Blog

A Wake-Up Call: AI Voice Deception

In 2024, a Brooklyn woman named Robin woke up to an alarming phone call: her mother-in-law was on the phone, and she sounded like she was in distress. Robin woke up her husband, and they listened anxiously as a man on the line demanded a $750 ransom on Venmo. Alarmed, they sent the money to the criminals.

However, Robin’s mother-in-law was never in danger. Scammers had fabricated the phone call, using advanced AI to clone her voice. Stories like Robin’s are multiplying across America—from a Los Angeles man who lost $25,000 in a deepfake scam to a Phoenix mother targeted with a fake AI kidnapping scam. These deepfake scams are becoming more common as criminals find new ways to weaponize AI against everyday families.

AI has unique capabilities that make it an especially dangerous tool for cybercriminals, such as  its ability to impersonate people with startling accuracy. Traditionally, businesses use human interaction to authenticate people’s accounts: banks, for example, often call users to verify that it’s really them, since voices are traditionally hard for cybercriminals to fake. 

But with AI tools like deepfakes, hackers can now mimic voices, appearances, and writing styles with just seconds of sample data, allowing them to get into bank accounts, steal identities, and even trick employees into transferring company funds to criminal accounts. In one notorious case, a Hong Kong company lost $25 million when criminals used deepfake video technology to impersonate the company’s CFO during a video conference call. These attacks aren’t just targeting major corporations—small businesses and individuals face similar threats, with limited resources to defend themselves against AI-powered fraud.

The Escalating Cyber Threat

AI allows cyber-criminals to discover new ways to evade our cyber defenses at a rapid pace that human security experts struggle to match. For example, Google researchers recently discovered a piece of computer malware that constantly modifies its own code, making it tricky for IT experts and antivirus software to detect it. There’s effectively a cat and mouse game between IT experts and cybercriminals: criminals are using AI to design more and more advanced attacks, and researchers are racing to develop more robust defenses at the same time.

The threat has now impacted America’s national security. Recently, Chinese hackers exploited AI’s capabilities to launch the first large-scale AI cyberattack against 30 different organizations, including technology companies and government agencies. They used AI tools from Anthropic, an American AI company, to quickly scan companies for vulnerabilities, and also categorize information they found. Luckily, in this case, Anthropic detected that hackers were abusing their AI tools and shut down the attack. But Anthropic found something disturbing: humans were only responsible for 10-20% of the cyberattack, and AI did the rest.
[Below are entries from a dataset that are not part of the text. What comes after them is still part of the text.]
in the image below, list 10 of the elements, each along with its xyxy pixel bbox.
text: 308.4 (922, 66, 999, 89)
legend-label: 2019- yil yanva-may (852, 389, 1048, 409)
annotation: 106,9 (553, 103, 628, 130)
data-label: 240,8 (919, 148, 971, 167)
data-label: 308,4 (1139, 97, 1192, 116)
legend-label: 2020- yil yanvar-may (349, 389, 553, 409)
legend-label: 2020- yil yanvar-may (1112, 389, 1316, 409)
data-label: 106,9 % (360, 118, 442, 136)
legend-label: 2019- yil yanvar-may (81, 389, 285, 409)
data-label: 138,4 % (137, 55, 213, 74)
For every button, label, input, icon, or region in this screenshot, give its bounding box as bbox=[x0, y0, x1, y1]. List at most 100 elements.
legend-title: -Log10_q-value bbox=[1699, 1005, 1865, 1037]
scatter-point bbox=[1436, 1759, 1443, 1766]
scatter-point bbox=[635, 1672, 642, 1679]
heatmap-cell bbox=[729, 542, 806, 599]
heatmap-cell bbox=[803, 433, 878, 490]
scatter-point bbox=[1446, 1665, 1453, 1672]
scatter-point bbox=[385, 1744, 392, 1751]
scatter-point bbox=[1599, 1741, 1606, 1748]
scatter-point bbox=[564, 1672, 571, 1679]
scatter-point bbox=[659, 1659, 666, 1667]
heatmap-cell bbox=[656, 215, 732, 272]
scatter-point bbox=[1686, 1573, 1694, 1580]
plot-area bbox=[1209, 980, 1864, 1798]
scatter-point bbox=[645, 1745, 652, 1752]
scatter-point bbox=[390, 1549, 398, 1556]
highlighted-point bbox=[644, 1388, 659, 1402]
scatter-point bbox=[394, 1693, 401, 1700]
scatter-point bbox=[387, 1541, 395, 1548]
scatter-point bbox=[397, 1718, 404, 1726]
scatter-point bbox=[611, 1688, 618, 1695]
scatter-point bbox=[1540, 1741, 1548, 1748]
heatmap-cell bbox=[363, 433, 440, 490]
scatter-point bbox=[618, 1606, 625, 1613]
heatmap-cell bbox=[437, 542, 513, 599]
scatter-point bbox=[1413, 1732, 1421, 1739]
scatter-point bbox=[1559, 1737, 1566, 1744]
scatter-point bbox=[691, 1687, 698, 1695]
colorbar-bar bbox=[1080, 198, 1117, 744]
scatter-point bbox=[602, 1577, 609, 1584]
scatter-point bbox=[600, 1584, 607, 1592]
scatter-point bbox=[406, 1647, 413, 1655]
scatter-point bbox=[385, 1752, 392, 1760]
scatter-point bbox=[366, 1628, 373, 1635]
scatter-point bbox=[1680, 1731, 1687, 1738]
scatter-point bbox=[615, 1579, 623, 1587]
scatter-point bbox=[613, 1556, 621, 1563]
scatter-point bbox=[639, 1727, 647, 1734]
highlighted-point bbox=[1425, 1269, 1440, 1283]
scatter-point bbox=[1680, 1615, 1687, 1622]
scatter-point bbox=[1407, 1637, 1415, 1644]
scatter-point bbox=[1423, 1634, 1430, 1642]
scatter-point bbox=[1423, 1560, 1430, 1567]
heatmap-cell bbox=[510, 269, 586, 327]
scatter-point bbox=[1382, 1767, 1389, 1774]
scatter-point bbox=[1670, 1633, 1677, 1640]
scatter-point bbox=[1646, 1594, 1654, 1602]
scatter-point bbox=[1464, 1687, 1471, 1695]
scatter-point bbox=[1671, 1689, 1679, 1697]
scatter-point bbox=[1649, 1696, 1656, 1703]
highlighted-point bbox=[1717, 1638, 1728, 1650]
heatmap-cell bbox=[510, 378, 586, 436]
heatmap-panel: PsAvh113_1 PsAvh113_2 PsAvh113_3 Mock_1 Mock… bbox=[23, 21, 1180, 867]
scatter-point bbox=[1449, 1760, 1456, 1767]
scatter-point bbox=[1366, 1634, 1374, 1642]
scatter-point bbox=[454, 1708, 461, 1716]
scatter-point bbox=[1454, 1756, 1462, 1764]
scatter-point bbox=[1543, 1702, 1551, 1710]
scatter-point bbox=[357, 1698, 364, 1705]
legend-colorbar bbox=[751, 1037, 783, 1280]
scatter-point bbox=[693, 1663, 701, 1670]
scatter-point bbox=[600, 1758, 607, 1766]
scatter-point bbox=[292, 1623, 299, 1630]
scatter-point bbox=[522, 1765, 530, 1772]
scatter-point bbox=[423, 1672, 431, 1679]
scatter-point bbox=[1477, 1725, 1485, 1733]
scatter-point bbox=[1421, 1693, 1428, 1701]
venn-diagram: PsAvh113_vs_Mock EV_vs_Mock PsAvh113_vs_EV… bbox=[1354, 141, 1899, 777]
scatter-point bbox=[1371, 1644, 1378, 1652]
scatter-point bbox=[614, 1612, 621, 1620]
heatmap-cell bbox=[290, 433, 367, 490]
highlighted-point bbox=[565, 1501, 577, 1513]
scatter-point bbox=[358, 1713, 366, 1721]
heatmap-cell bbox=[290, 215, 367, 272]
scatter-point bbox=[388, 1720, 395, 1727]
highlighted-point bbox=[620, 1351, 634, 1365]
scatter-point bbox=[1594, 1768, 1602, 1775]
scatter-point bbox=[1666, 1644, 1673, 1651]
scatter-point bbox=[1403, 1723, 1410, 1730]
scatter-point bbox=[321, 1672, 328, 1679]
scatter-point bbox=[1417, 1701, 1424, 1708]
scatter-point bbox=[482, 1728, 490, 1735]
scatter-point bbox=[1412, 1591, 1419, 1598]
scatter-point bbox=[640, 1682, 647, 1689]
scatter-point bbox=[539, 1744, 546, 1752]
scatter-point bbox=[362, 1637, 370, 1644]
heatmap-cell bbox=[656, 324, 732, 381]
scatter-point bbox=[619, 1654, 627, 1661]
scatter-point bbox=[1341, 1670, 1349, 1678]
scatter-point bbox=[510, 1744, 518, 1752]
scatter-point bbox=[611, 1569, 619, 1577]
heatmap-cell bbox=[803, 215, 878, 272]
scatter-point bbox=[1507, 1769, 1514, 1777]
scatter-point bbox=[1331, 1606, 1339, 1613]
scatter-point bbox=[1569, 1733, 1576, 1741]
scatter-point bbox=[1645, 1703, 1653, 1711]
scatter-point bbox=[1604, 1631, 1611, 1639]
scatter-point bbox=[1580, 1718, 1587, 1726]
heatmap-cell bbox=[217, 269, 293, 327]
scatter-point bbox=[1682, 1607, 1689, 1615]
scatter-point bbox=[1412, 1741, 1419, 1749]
This represents a fundamental shift in the cybersecurity landscape. We’re approaching a future where AI agents might become capable of performing cyberattacks entirely on their own, operating 24/7 without human oversight. They may even become capable of outsmarting human cybersecurity experts through sheer computational speed and pattern recognition.

What We Must Do Now

In this new age, we must stay vigilant to protect people’s information and accounts from sophisticated threats. But individual vigilance isn’t enough. We also need the government to develop comprehensive legal safeguards—things like mandatory security standards for AI systems, accountability frameworks for AI developers, and penalties for AI-enabled crimes—to keep American families and businesses safe from AI threats. Our national security depends on swift, decisive action from lawmakers.